Относительно не холодно, где-то минус 10 по Цельсию. Для середины декабря это вообще прелесть, что такое. Но это при условии, что ты не торчишь сиднем в машине посреди леса. Мы с Боровиковым трясемся уже так, что зубы лязгают. В конце концов решаем наплевать на конспирацию, заводим автомобиль, ставим печку на максимум и заползаем вдвоем на заднее сидение. И я, естественно, моментально засыпаю. Просыпаюсь от какого-то странного ощущения. Противного, надо сказать. Как будто паук по мне бегает с мохнатыми ножками. Секунд пять прихожу в себя и тут понимаю, что это Боровиков, зараза, воспользовался моим беспомощным состоянием и решил между делом меня полапать.
— А в глаз? — вежливо интересуюсь я.
Надо отдать ему должное, смущается.
— Извини, — вздыхает, — не мог удержаться.
— Солнце мое, — ласково произношу я, — все понимаю.
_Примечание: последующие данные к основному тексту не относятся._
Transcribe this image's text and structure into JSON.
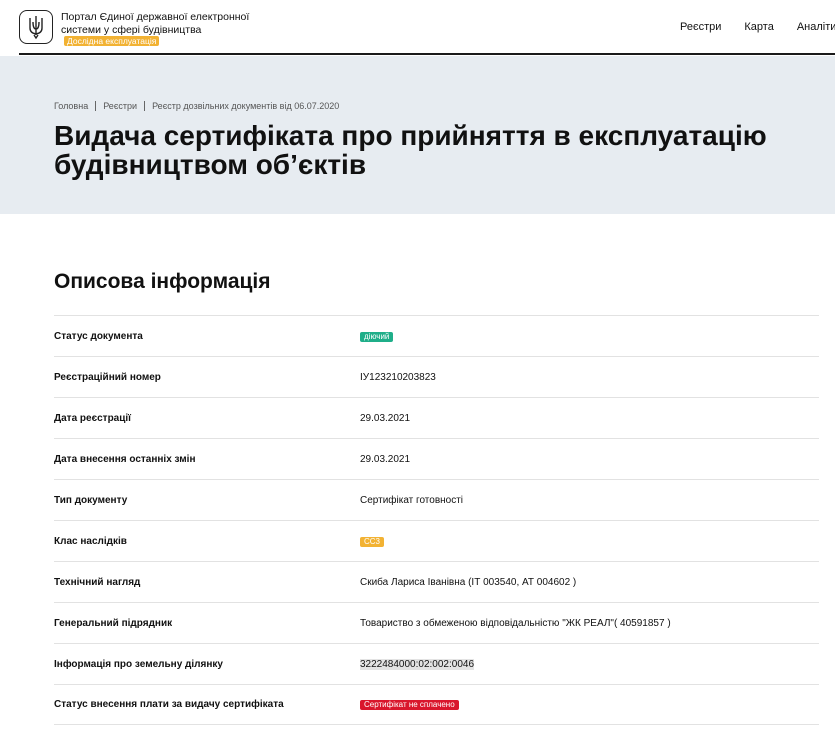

Я твой Учитель, ты на меня эмоционально законтачен и все такое. Но, без моего разрешения, еще раз… Я тебе такой резонанс устрою, что остаток пути ты у меня в багажнике свернутым в трубочку проедешь. Ладненько?
— Я понял, — бормочет Артем, и лицо у него обиженное.
Зря я, наверное, так на парня набросилась. Ему и в самом деле тяжело.
— Прости, — говорю, — меня, Темушка, что я на тебя накричала. Мне очень тяжело сейчас. Не обижайся, но я люблю своего мужа и просто не могу ни с кем другим.
Думаю — должен понять.
Где-то через полчаса слышим звук двигателя. Вот только посторонних нам здесь не хватало. Переглядываемся с Артемом, готовимся к отражению возможных враждебных действий. А не надо. Это, оказывается, наши прибыли вместе с грузом.
На заднем сидении автомобиля с эмблемой СИ на левой передней дверце лежит Михаил Семенович, обмотанный веревками, как бабочка в коконе. И рассерженно моргает. Сказать он пока ничего не может, потому что у него во рту кляп из его же собственного шарфа.